The letter to Republican Senator Richard Lugar contained criticism of Zelaya, saying the left-leaning former leader had taken “provocative” actions ahead of his removal by the Honduran military on June 28. The State Department also indicated severe U.S. economic sanctions were not being considered against the de facto government of Roberto Micheletti, which took over in Honduras after Zelaya removed from office. 

“Our policy and strategy for engagement is not based on supporting any particular politician or individual. Rather, it is based on finding a resolution that best serves the Honduran people and their democratic aspirations,” Richard Verma, the assistant secretary for legislative affairs, said in the letter. “We have rejected calls for crippling economic sanctions and made clear that all states should seek to facilitate a solution without calls for violence and with respect for the principle of nonintervention,” he said. The letter was dated Tuesday and obtained by Reuters on Wednesday. 

President Barack Obama has condemned Zelaya's ouster, refused to recognize Micheletti, cut $16.5 million in military aid to Honduras and thrown his support behind the mediation efforts of Costa Rican President Oscar Arias, whose proposals include Zelaya's reinstatement. Last week the U.S. government announced it was revoking diplomatic visas for several members of Micheletti's administration. 

REPUBLICAN THREAT But the State Department letter, while “energetically” condemning Zelaya's ouster on June 28, noted that the coup had been preceded by a political conflict between Zelaya and other institutions inside Honduras. 

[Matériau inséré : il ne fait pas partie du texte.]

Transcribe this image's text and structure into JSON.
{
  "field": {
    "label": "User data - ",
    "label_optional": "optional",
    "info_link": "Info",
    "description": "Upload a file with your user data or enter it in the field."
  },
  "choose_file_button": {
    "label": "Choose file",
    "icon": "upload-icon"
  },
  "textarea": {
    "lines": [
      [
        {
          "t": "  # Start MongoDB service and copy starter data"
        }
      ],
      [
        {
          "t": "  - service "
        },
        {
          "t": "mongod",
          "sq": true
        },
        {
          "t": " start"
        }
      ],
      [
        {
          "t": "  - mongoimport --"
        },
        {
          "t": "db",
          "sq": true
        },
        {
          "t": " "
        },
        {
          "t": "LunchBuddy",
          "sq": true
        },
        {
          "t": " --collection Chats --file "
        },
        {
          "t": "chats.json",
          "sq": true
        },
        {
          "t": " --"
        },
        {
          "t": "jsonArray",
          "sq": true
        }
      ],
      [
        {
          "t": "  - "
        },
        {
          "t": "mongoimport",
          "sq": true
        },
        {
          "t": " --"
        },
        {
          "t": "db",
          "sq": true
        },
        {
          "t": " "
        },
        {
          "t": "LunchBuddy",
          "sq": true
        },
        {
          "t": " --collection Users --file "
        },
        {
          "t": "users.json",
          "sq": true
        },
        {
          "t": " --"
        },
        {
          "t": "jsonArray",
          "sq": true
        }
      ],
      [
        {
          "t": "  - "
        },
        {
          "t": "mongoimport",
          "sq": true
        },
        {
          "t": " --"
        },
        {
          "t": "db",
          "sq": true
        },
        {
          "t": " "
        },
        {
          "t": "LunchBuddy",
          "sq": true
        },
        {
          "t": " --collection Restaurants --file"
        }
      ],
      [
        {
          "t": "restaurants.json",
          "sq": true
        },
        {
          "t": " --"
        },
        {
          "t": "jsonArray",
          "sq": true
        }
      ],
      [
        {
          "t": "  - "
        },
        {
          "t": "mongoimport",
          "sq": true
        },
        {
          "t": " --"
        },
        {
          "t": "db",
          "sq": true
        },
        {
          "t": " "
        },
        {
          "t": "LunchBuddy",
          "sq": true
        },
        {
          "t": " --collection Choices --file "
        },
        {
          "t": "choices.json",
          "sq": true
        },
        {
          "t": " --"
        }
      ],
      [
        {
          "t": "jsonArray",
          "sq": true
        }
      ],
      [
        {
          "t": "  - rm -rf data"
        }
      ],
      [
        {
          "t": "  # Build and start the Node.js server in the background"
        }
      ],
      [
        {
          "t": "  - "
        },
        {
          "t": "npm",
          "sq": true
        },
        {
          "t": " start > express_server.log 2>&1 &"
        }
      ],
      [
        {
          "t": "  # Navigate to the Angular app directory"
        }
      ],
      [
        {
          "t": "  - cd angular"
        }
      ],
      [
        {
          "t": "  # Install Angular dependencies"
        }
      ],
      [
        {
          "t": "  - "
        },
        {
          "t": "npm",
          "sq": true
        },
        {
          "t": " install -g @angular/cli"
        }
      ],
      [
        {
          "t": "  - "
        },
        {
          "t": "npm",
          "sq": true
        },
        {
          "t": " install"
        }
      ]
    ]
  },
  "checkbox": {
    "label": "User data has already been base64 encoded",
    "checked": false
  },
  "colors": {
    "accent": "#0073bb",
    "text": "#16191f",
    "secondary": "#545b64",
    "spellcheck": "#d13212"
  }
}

“We also recognize that President Zelaya's insistence on undertaking provocative actions contributed to the polarization of Honduran society and led to a confrontation that unleashed the events that led to his removal,” it said. Zelaya was pushing for constitutional reforms that included changing term limits for presidents. His opponents accused him of trying to seek re-election, but he denies the allegation. 

The Supreme Court ordered his arrest and the Honduran Congress later approved his ouster. In the letter to Lugar, the State Department also indicated the Obama administration has still not made a definite decision as to whether Zelaya's ouster constituted a coup. 

“We have suspended certain assistance as a policy matter pending an ongoing determination under U.S. law about the applicability of the provisions requiring termination of assistance in the event of a military coup.” Lugar, the ranking Republican on the Senate Foreign Relations Committee, had asked the government to explain its policy on the Honduran political crisis, warning that Senate confirmation may be delayed for a diplomatic nominee for Latin America without it.